Rather than requiring a Judge Advocate General to bend the law to produce a just result, we should provide a right of appeal for any servicemember who is found guilty by a GCM or SPCM despite having pleaded not guilty, regardless of the severity of the resulting sentence. If LT House had had such a right to appeal, then a clear framework would have existed to deal with the revelation of the Army Crime Lab examiner’s misconduct and the subsequent exculpatory DNA retesting results.

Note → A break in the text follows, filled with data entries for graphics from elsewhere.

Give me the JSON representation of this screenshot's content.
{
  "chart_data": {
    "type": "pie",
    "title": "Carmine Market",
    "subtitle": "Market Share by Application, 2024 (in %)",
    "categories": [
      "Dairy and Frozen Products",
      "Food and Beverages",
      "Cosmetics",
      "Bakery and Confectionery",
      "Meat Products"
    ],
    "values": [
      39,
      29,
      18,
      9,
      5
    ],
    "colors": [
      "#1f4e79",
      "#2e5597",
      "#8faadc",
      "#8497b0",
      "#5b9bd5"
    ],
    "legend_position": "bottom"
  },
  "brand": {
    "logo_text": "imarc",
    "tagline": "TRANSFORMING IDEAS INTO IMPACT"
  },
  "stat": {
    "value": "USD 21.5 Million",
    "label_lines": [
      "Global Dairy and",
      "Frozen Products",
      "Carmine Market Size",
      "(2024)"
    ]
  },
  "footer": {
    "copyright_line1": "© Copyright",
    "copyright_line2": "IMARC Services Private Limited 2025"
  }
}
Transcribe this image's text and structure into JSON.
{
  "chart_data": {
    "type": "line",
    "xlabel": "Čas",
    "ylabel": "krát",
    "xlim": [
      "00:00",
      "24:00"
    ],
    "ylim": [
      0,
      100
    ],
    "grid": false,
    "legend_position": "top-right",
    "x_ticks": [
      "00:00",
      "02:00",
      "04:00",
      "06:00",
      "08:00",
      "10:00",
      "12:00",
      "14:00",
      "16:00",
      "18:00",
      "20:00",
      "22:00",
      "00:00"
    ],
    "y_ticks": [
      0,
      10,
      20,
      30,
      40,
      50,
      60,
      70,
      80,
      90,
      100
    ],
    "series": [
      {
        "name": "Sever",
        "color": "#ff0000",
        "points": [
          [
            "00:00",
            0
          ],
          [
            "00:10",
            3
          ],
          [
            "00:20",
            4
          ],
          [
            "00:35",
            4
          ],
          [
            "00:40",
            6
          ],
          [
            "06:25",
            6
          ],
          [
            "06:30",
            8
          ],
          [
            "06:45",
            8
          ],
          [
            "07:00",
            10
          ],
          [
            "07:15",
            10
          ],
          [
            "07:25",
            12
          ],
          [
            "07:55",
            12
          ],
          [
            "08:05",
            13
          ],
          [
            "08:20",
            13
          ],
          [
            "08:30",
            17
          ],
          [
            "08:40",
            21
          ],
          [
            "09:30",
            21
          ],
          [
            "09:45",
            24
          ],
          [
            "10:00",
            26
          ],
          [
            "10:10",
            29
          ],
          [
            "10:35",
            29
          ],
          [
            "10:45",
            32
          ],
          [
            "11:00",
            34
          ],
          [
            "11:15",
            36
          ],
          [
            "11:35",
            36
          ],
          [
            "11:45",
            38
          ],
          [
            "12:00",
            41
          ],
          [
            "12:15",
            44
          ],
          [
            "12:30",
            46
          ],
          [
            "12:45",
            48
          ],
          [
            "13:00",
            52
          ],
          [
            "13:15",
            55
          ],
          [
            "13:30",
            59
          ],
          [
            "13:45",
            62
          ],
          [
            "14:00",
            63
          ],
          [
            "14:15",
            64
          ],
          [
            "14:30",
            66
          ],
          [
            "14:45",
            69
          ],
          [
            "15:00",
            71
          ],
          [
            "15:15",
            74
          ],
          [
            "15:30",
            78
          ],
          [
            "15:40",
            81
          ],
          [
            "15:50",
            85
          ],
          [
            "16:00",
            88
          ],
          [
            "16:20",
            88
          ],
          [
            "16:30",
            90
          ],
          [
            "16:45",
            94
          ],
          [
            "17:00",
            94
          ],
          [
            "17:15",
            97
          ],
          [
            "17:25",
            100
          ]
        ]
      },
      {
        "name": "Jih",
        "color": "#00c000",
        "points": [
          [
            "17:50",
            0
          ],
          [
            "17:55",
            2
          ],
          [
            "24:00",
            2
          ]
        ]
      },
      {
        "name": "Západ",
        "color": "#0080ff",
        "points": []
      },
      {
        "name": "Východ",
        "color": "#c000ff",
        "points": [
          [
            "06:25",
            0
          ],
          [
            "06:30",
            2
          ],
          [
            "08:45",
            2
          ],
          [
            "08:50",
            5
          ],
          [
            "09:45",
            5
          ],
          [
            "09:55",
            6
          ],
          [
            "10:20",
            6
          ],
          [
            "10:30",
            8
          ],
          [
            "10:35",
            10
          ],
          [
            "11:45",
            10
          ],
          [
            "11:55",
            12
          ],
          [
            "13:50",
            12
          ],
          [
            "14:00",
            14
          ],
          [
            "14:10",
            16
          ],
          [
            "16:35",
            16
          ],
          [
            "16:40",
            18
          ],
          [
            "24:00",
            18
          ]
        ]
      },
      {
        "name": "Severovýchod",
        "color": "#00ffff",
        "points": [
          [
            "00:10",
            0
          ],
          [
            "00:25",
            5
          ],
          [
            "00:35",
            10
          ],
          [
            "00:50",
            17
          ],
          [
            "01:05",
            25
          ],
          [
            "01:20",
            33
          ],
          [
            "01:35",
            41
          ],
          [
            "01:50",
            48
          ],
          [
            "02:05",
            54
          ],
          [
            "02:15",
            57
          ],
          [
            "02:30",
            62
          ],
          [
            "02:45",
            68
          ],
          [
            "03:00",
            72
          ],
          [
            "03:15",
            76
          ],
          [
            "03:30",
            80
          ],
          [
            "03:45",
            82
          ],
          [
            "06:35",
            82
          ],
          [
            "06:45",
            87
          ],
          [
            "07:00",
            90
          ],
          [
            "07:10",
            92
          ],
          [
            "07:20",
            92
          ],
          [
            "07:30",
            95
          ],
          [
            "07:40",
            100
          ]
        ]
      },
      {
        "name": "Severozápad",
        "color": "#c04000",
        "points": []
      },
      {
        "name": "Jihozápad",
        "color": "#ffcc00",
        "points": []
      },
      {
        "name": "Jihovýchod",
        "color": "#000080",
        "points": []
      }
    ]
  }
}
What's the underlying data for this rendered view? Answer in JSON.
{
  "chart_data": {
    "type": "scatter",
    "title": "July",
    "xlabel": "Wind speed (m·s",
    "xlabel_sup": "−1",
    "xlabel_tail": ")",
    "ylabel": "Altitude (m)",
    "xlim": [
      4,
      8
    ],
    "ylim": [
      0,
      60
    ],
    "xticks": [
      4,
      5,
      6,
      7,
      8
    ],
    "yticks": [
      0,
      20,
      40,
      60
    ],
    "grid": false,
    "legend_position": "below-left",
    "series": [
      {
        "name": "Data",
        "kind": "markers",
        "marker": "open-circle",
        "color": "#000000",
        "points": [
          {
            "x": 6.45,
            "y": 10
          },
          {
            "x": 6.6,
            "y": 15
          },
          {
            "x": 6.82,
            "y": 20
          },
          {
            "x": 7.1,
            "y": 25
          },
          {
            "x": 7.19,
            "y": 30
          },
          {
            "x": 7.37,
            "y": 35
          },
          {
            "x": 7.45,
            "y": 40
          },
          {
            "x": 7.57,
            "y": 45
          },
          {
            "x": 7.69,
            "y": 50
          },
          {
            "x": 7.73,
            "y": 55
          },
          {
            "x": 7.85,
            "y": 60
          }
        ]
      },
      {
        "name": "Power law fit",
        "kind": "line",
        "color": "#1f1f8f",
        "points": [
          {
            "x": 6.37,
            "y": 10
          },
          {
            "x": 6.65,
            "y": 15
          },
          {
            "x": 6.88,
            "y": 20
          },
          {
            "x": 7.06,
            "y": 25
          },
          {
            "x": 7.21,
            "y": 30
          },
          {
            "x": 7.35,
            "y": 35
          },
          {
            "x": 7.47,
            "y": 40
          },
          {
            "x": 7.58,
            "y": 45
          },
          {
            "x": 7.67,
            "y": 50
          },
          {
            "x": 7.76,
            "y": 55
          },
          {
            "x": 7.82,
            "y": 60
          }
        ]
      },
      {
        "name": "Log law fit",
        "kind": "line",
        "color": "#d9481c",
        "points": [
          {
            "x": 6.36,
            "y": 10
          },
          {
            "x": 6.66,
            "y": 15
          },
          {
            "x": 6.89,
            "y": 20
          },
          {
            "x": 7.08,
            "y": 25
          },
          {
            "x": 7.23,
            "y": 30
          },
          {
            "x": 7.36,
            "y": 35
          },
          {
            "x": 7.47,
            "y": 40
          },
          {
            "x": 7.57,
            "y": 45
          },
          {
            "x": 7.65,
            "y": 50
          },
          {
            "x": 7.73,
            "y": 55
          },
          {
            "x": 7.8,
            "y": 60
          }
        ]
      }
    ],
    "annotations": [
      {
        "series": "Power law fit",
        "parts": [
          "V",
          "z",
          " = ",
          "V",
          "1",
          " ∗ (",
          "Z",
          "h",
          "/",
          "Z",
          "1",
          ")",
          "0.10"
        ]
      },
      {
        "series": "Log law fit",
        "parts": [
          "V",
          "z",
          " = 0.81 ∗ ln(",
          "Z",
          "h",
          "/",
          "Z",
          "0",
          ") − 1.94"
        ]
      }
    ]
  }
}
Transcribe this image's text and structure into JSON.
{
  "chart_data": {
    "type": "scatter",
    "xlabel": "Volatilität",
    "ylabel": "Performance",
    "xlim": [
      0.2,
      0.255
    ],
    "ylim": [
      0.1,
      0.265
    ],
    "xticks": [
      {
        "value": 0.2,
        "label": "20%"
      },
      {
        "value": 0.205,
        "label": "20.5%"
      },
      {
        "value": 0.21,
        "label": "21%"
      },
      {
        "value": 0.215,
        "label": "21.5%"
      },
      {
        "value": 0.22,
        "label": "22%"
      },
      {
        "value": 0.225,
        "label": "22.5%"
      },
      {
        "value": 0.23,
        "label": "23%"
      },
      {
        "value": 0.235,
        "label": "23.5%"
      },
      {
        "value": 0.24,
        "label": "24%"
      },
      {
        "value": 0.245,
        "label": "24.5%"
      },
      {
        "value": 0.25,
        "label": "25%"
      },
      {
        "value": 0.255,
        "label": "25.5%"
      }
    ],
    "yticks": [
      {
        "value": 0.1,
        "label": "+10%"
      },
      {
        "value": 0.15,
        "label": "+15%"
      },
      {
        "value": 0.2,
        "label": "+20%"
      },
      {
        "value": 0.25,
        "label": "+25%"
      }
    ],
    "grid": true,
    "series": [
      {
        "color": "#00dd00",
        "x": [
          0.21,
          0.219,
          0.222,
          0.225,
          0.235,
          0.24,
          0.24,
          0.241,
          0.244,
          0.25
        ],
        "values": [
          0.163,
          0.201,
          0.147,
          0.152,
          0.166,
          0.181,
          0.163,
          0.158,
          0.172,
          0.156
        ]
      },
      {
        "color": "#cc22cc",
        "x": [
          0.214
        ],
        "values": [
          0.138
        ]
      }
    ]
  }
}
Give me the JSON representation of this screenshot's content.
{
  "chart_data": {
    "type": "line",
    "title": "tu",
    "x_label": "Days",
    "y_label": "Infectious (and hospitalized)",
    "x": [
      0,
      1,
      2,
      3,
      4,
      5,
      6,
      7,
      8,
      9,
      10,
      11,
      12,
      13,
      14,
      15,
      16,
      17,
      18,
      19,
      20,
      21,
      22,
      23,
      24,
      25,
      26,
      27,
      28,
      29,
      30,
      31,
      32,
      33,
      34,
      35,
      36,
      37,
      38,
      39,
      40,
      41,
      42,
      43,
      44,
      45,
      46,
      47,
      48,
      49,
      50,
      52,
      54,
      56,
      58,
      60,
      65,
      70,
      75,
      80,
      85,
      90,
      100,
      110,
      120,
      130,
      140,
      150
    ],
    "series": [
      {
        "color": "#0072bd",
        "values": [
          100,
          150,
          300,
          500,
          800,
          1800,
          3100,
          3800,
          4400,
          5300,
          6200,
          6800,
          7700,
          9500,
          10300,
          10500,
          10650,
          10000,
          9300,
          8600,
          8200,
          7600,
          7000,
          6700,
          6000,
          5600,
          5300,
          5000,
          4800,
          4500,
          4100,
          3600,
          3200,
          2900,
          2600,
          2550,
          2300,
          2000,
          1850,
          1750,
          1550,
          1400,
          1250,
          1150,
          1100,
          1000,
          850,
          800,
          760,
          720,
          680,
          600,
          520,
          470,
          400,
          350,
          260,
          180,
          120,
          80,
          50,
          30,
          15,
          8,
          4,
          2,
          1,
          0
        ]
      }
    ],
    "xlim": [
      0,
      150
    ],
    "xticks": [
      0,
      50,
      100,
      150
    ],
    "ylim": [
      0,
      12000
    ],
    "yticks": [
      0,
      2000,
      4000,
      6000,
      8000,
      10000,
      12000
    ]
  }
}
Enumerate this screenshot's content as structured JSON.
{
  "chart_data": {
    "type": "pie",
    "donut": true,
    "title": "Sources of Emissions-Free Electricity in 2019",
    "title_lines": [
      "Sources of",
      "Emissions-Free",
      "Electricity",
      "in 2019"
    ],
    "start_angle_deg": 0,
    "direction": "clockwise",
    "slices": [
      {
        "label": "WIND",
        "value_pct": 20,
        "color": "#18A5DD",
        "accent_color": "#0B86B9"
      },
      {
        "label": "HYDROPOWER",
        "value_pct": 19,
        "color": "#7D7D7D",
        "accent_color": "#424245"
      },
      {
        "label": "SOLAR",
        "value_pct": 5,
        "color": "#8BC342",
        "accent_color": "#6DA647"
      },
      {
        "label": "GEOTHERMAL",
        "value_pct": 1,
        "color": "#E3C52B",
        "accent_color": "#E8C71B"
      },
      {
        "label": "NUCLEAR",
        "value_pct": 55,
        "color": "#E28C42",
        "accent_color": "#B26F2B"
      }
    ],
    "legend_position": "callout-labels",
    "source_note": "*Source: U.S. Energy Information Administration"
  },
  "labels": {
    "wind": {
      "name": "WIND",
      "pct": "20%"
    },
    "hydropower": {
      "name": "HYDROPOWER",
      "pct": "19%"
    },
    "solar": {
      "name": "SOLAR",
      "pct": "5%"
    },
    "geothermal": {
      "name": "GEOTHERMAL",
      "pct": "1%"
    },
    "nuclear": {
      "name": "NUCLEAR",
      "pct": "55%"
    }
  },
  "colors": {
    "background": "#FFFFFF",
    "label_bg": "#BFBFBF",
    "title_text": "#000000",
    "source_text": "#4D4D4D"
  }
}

Let’s hypothesize that LT House had lost his initial appeal and CAAF had denied review before Mr. Mills’s misconduct came to light. What then? United States v. Denedo provides the answer. If his case had once been within NMCCA’s jurisdiction, then LT House could return to that court with the new information to seek a writ of error coram nobis. Such an instance would demonstrate the importance of allowing the military justice system’s courts to protect their own integrity far more compellingly than did the facts of Denedo itself. As the Denedo majority observed:
The military justice system relies upon courts that must take all appropriate means, consistent with their statutory jurisdiction, to ensure the neutrality and integrity of their judgments. . . . [T]he jurisdiction and the responsibility of military courts to reexamine judgments in rare cases where a fundamental flaw is alleged and other judicial processes for correction are unavailable are consistent with the powers Congress has granted those courts under Article I and with the system Congress has designed.
The House case, where the accused was convicted due to false scientific evidence foisted into the military justice system by the U.S. government’s own unscrupulous employee, truly involves a threat to the system’s integrity.
The House case also demonstrates the callousness of the dissent’s “You’re in the Army now” quip. Chief Justice Roberts wrote for the four dissenting justices, “To be sure, the limited nature of relief available under Article 73 might lead one to question whether that is truly the only postconviction relief the UCMJ permits. ‘You’re in the Army now’ is a sufficient answer to such concerns; the relief available looks positively extravagant in light of the prior history and tradition of military justice.” But when LT House first enlisted in the Navy and later accepted a commission, he shouldn’t have sacrificed his right to be free from the lifetime stigmatization of a factually erroneous federal conviction resulting from a U.S. government employee’s falsified DNA report. Yet that might very well be the result in a subjurisdictional case such as LT House’s were Article 73 to be applied consistently with Bowles v. Russell.
But those in LT House’s position can have their right to be free from factually erroneous convictions protected by adding them to the class of servicemembers who may appeal their cases to the Courts of Criminal Appeals. The House case amply demonstrates the dangers of excluding such cases from appellate review.